As far as I know, no film exists of one of the best comebacks ever, which, as always happens in those games, doubled as one of the great collapses of all time. My college coach Mike Augustine now coaches high school ball in Colorado. A few years ago his team held an 8-point lead with 14 seconds remaining. The opposition hit a three and got fouled. Augie's player complained about the call and the ref slapped him with a T. Three free throws later, Augie's team now only led by two and the opponent had the ball out of bounds. Inevitably - because any team that sees an 8-point lead cut to 2 in a second is seemingly destined to lose - the other team drained a 3-pointer at the buzzer, their ninth point in 14 seconds, giving them the victory and leaving Augie wondering about his chosen profession.

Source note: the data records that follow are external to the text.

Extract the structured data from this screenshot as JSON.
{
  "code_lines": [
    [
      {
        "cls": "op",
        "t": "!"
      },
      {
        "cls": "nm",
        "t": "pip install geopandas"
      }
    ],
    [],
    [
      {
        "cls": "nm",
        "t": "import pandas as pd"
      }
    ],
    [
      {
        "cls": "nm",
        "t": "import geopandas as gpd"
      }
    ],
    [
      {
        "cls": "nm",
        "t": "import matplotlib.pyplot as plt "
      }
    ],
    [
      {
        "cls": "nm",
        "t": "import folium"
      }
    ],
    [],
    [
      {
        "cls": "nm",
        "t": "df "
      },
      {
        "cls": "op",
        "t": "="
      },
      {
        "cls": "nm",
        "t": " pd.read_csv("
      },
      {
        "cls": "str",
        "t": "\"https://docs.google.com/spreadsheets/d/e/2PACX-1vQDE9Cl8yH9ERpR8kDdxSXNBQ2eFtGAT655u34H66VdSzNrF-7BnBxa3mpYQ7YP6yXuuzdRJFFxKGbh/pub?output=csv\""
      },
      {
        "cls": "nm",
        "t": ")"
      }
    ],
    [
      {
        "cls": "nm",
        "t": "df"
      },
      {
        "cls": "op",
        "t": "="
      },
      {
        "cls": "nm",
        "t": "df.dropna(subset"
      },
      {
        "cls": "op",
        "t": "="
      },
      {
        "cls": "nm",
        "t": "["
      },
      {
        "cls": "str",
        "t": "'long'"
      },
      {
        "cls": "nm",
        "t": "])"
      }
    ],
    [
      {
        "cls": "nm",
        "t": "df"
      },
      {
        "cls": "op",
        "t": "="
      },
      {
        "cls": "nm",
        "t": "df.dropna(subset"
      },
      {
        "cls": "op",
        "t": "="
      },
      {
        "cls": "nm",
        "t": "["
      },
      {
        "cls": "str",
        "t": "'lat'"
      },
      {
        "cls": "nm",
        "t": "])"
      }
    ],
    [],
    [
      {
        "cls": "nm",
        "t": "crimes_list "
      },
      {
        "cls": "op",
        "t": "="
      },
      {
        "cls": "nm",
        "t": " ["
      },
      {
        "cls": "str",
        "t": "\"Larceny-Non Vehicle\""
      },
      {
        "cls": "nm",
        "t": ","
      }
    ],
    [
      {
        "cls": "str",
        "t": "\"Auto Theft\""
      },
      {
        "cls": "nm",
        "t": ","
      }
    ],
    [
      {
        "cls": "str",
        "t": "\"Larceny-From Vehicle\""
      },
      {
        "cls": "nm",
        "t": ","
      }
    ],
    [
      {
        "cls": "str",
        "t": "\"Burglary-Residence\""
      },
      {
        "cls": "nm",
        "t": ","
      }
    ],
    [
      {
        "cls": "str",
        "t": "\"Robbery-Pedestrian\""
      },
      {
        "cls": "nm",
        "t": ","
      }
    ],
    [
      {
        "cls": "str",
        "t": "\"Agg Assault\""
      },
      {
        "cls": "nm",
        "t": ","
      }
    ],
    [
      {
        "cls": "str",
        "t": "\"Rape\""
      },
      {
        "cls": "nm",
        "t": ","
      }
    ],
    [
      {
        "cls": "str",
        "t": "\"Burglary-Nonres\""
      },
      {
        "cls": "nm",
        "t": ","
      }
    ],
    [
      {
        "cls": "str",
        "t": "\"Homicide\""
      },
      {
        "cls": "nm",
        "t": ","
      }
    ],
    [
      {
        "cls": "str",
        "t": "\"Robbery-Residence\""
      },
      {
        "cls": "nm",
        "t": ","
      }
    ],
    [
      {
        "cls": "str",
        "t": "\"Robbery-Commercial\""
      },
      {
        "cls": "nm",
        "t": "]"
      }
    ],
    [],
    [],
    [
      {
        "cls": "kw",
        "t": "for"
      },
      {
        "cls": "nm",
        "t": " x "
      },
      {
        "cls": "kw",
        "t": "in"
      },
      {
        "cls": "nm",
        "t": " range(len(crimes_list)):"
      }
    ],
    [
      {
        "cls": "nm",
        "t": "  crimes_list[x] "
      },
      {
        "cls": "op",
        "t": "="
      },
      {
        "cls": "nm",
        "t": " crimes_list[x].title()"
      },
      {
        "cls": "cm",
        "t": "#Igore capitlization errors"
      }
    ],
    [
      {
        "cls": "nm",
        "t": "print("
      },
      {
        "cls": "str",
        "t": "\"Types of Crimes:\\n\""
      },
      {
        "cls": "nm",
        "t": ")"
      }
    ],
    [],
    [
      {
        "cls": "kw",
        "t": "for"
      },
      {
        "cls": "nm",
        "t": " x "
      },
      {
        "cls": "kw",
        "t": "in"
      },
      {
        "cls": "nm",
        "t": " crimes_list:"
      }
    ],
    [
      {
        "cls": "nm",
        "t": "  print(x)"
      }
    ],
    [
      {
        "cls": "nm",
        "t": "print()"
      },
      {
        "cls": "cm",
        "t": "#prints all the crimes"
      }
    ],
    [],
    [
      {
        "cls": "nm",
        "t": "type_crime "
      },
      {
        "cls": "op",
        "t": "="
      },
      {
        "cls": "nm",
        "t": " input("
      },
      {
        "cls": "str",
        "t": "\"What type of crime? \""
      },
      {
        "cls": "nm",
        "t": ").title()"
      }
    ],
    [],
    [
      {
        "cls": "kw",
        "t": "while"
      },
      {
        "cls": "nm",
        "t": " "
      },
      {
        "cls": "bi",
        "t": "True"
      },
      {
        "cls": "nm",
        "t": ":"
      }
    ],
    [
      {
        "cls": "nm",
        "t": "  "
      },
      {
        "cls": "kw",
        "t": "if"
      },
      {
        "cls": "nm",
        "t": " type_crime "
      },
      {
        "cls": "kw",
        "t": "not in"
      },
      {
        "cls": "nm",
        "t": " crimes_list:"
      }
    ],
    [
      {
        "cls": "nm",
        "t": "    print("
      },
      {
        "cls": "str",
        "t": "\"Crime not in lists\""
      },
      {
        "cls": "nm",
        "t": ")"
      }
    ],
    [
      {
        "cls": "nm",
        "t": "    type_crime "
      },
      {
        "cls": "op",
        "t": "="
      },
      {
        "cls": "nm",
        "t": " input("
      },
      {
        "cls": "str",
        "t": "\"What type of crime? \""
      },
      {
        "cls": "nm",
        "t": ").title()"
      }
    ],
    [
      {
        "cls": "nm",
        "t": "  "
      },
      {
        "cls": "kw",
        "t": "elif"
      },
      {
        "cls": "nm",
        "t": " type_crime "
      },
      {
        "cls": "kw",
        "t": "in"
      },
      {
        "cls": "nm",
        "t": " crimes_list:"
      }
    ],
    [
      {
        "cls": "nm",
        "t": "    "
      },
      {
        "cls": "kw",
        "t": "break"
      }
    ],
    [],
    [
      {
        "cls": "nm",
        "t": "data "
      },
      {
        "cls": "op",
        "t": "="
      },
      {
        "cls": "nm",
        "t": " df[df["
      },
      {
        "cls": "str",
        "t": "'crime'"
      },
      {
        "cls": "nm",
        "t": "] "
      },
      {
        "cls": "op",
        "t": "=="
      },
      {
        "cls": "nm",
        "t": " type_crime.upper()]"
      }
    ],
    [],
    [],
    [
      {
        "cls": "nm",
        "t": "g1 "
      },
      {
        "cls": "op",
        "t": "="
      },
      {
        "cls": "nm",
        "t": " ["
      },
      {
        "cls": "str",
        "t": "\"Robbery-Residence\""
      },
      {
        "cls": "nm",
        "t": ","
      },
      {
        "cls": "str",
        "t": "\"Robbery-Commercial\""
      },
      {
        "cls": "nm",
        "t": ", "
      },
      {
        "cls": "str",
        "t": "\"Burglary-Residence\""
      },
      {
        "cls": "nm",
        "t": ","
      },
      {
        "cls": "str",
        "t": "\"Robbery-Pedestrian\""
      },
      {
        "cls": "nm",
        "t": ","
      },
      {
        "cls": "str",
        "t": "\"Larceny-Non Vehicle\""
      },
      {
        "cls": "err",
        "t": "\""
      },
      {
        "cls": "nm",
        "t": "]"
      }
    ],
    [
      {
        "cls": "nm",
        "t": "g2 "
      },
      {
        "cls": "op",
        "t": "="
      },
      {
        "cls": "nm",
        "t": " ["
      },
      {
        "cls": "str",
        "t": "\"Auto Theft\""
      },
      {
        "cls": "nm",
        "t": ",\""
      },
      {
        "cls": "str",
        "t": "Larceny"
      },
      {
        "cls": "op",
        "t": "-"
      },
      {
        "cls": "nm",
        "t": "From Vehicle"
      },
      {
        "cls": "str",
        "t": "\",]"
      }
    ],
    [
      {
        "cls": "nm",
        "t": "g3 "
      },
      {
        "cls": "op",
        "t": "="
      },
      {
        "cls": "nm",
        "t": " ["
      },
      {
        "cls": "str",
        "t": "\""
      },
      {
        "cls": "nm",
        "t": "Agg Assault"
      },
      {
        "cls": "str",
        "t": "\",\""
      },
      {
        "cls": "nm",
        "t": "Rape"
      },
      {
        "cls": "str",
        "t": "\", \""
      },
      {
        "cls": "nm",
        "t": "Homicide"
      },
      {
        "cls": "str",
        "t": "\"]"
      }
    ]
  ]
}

Epic collapses happen to high school teams and NBA champions, to bad teams and good. And it even happens in the movies. Remember South Bend Central going scoreless in the closing minutes of the Indiana state title game against Hickory and losing a six-point lead? As the Spurs, Kings, Terrapins and Augie know, when you don't put a team away, you leave an opening for guys like McGrady and Williams. And for Jimmy Chitwood.